Jetzt sitze ich hier und betrachte mit gekräuselten Lippen die Auswirkungen meiner Sucht. Ein lockerer knielanger roter Rock schwingt um meine Beine und eine leichte weiße Bluse flattert um meinen Oberkörper. Kopfschüttelnd steige ich in meine weißen Heels, schließe den Verschluss am Knöchel und stemme mich wieder hoch.

Holt will sich mit mir treffen. Caius ist unauffindbar. Er vermutet, dass er sich in seiner Wohnung verschanzt und zum Arbeiten in die Firma seines Vaters fährt. Mich irritiert, dass er ihn ständig Rowan nennt, und bislang hatte ich nicht die Gelegenheit, ihn danach zu fragen. Holt hat mir viel über Caius erzählt.

Ich kenne seinen Geburtstag und seinen favorisierten Drink. Manhattan. Wie ich vermutet habe. Caius ist Sternzeichen Stier, was überraschend gut zu ihm passt. Die Tätowierungen sind eine Art Rebellion gegenüber seiner Familie, die wohl äußerst spießig ist. Caius hat eine Schwester und drei Brüder. Er ist der älteste Sohn und wurde von seiner Verlobten sitzengelassen. Seitdem ist er süchtig nach der Arbeit. Caius kennt das Wort Freizeit nicht und er ist nicht mehr glücklich. Mittlerweile höre ich die Sorge in Holts Stimme, wenn er über seinen besten Freund spricht.

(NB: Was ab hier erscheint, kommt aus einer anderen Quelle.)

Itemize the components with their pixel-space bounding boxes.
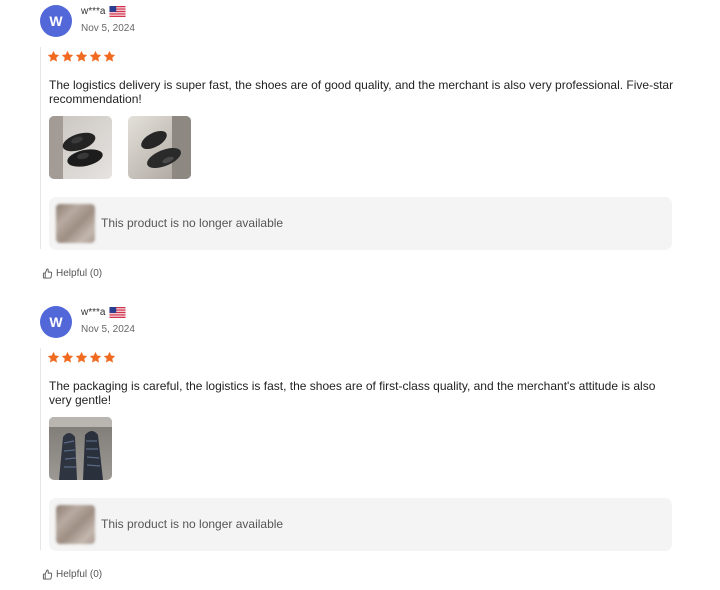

Ich greife mir meine Tasche, verstaue alle wichtigen Dinge und verlasse das Hotel. Der Fahrer wartet auf mich, um mich zum Treffpunkt mit Holt zu bringen. Die Fahrt dauert nicht lange und endet vor einem monströsen Gebäude, welches nach Geld riecht. Mit gerunzelter Stirn steige ich aus, schiebe die Sonnenbrille in meine Haare und werfe einen Blick die Fassade hinauf. Über dem Türbogen prangt der Name einer Firma, den ich durch die Reflexion der Sonne nicht entziffern kann.

Meine Augen wandern über den Gehweg, aber ich kann Holt nirgendwo entdecken. Ich drehe mich um, damit ich den Fahrer fragen kann, allerdings ist der Wagen weg. Nachdenklich fahre ich mir durch die Haare und lasse den Blick schweifen. Dann ziehe ich mein Handy hervor und wähle seine Telefonnummer.

»Zalea«, begrüßt er mich überschwänglich. »Es ist jemand auf dem Weg, um dich abzuholen.«

»Wieso stehe ich vor einem Firmengebäude?« Meine Frage lässt ihn lachen.

»Weil ich einen Plan verfolge«, erwidert er.

»Du hast mich um ein Treffen gebeten und jetzt schickst du mich in eine Firma? Wie genau sieht er Plan denn aus, Holt? Soll ich mir einen Job suchen?«

»Warte ab.« Im nächsten Augenblick ist die Verbindung weg und ich starre blinzelnd auf das Display. Missmutig verstaue ich das Handy in meiner Handtasche, als ich eine hübsche Blondine bemerke. Mit einem breiten Lächeln und winkend kommt sie zielstrebig in meine Richtung.

»Sie müssen Zalea sein«, ruft sie freudig und bleibt vor mir stehen. »Mein Name ist Courtney. Mister Wells hat mich geschickt, um Sie nach oben zu bringen.« Verdattert folge ich ihr in das imposante Gebäude. Das Lächeln verrutscht den gesamten Weg hinein nicht. Sie strahlt, wie eine grelle Glühbirne.

Der Aufzug stoppt in der vierzehnten Etage und die Türen gleiten auf. Sie geben den Blick auf einen marmornen Empfangstresen frei. Dahinter sitzen zwei ebenso bildschöne Frauen. Sie mustern mich neugierig, während Courtney mich einen langen Flur entlangführt. Edle Holztüren, unzählige Grünpflanzen und polierter Boden. Die Firma muss einen Haufen Geld scheffeln.